By JULIET LINDERMAN
BALTIMORE (AP) — A U.S. Supreme Court decision triggering new sentences for inmates serving mandatory life without parole for crimes committed as juveniles has had a far greater effect: The ruling is prompting lawyers to apply its fundamental logic — that it’s cruel and unusual to lock teens up for life — to a larger population, those whose sentences include a parole provision but who stand little chance of getting out.
The court in January 2016 expanded its ban on mandatory life without parole for juveniles to more than 2,000 offenders already serving such sentences, saying teens should be treated differently than adult offenders because they’re less mature and capable of change. The court found that all but the rare irredeemable juvenile lifer should have a chance to argue for freedom one day. Dozens have since been resentenced and released.
But legal challenges are also being argued on behalf of offenders sentenced to life with parole for crimes committed as teens — a population totaling some 7,300 inmates nationwide, according to Ashley Nellis at The Sentencing Project.
“Even states that do have parole, it doesn’t give a lot of reason for hope,” Nellis said. “The Supreme Court was very clear to say that age-related factors need to be considered at resentencing or parole review, but the feedback we’re seeing is that those factors aren’t being considered.”
Other courts are applying the 2016 ruling to those whose life-without-parole sentences weren’t mandatory or were negotiated in a plea deal. In Florida, more than 600 are possibly eligible for new sentences because court decisions there require a new look at anyone serving life for crimes committed as minors — even if their sentences were optional or included the possibility of parole.
The Supreme Court hasn’t ruled on these other circumstances, but some state courts have. In January, New Jersey’s Supreme Court ordered new sentences for two former teen offenders with de facto life terms.
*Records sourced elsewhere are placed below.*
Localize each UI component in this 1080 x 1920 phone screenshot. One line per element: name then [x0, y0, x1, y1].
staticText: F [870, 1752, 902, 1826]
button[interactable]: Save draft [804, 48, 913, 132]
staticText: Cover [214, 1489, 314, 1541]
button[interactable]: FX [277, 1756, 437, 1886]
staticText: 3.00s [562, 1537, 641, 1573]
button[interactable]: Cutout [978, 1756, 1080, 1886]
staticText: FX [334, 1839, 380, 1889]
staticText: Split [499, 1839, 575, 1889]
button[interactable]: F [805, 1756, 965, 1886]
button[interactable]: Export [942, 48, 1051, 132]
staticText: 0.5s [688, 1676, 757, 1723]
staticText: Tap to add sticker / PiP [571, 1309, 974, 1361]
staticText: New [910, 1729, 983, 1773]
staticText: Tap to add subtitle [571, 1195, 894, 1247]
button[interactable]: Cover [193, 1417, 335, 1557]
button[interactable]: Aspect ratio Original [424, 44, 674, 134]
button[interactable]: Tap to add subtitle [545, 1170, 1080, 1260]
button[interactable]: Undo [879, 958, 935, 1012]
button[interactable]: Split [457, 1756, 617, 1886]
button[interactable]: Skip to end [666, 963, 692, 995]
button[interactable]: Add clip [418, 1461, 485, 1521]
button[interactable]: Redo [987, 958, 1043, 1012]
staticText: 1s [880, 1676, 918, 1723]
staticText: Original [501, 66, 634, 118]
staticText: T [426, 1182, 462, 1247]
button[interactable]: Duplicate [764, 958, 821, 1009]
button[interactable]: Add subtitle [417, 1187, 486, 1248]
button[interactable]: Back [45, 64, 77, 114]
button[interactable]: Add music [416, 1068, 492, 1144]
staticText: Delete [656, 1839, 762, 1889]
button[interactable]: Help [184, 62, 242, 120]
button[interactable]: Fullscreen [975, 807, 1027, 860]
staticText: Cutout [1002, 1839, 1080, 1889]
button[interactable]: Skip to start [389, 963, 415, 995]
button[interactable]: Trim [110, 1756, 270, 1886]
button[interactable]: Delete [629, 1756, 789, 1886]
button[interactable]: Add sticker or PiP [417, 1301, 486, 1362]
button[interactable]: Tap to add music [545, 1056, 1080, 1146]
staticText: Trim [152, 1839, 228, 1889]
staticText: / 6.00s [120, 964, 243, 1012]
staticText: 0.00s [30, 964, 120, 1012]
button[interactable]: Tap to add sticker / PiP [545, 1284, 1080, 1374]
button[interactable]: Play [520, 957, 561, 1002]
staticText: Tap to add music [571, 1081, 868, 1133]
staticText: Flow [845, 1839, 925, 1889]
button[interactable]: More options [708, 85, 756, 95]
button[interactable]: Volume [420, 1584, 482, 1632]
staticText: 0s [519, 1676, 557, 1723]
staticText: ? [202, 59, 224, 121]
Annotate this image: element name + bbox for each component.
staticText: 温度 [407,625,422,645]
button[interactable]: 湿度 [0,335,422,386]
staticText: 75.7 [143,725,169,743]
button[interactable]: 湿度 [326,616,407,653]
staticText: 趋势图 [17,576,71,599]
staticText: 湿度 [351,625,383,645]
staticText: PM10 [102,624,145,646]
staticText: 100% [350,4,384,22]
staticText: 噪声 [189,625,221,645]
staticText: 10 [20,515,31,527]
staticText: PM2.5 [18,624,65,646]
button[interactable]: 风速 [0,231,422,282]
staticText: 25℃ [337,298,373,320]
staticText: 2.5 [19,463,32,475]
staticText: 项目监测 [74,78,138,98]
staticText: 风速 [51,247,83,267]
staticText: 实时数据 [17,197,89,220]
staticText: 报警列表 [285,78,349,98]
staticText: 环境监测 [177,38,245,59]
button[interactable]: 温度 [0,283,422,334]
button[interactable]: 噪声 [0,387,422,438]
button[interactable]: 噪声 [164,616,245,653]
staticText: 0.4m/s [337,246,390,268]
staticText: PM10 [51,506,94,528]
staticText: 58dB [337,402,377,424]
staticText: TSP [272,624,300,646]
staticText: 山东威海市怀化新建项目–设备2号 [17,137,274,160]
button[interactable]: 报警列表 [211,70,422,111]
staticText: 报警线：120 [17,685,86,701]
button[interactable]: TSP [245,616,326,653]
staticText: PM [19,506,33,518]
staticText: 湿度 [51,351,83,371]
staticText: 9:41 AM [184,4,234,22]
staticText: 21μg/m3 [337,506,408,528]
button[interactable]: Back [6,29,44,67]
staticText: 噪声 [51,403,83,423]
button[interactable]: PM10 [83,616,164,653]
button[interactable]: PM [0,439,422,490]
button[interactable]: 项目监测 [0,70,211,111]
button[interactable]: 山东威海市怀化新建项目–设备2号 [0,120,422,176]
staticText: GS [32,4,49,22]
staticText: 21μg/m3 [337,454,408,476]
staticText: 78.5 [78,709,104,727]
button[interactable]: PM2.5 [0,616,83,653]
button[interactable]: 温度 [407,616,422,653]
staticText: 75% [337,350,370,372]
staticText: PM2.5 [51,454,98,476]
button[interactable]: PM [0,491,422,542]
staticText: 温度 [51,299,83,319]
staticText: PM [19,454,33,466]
One was serving 110 years and would come up for parole only after 55; the other had 75 years and would come up for parole only after 68.
The court noted both would “likely serve more time in jail than an adult sentenced to actual life without parole.”
The number of years inmates must serve before being up for parole varies: In Tennessee, a lifer must serve 51 years. In Texas, 40.
Lifers can qualify for a hearing after 10 years in Michigan. In 44 states, governors appoint parole boards, and review procedures vary greatly. Some boards review prisoner files without using in-person interviews. Some states specify which considerations should be taken into account; others allow for a great deal of discretion.
If a prisoner is denied, he’ll likely wait years for another chance and sometimes isn’t told why.
Chester Patterson, 63, has been behind bars for 45 years in Michigan. At 17, he fatally shot a store clerk. He got life with the possibility of parole after 10 years. Patterson has earned degrees, completed a substance-abuse program, and avoided disciplinary tickets. But he’s been denied parole at least five times, records show, and the board has sent him a notice saying “no interest.” He’s awaiting a decision after his most recent hearing.
“I am not that same 17-year-old kid. I will never commit another crime again,” Patterson wrote to The Associated Press. “I caused a terrible tragedy for which I will always be sorry and shameful.”
His case isn’t unique. In Florida, a Supreme Court ruling last year said juvenile offenders who were eligible for parole must be resentenced to ensure they have a real opportunity for release. It involved the case of Angelo Atwell, who got life with the possibility of parole after 25 years for a murder he had committed at the age of 16. When it came time for Atwell to argue for his freedom, the state calculated his presumptive release date would be 2130 — 140 years after his sentencing.
“While technically Atwell is parole eligible, it is a virtual certainty that Atwell will spend the rest of his life in prison,” the justices wrote, and his sentence, “virtually indistinguishable from a sentence of life without parole, is therefore unconstitutional.”
Atwell is now awaiting a new hearing.
In 2013, Iowa’s high court found the state governor hadn’t complied with the U.S. Supreme Court when he commuted the life-without-parole sentences of 38 juveniles to life with the possibility of parole after 60 years. The reason? The inmates wouldn’t be up for parole until they were past their natural life expectancy.
More legal challenges have been filed in North Carolina, Illinois and Missouri, among other states.
Maryland, Oklahoma and California are the only three states that require the governor to sign off on lifers’ parole recommendations. Last year, the American Civil Liberties Union sued Maryland, arguing that a life-with-parole sentence doesn’t afford prisoners a real chance of being released since governors haven’t approved any petitions in two decades. Even Parris Glendening, the former Maryland governor who set the standard when he declared in 1995 that “life means life,” says the system he designed is dysfunctional.
“What happens with lifers now, I had some responsibility. And I say that not with pride, but with regret,” Glendening told the AP. “What we’re finding now is people who are juveniles … they are now aging in prison, are probably a threat to no one at this stage. It’s a question of humane treatment: Is it humane or cruel and unusual to have someone sitting in jail at 50, 60, 70 for an offense committed half a century ago?”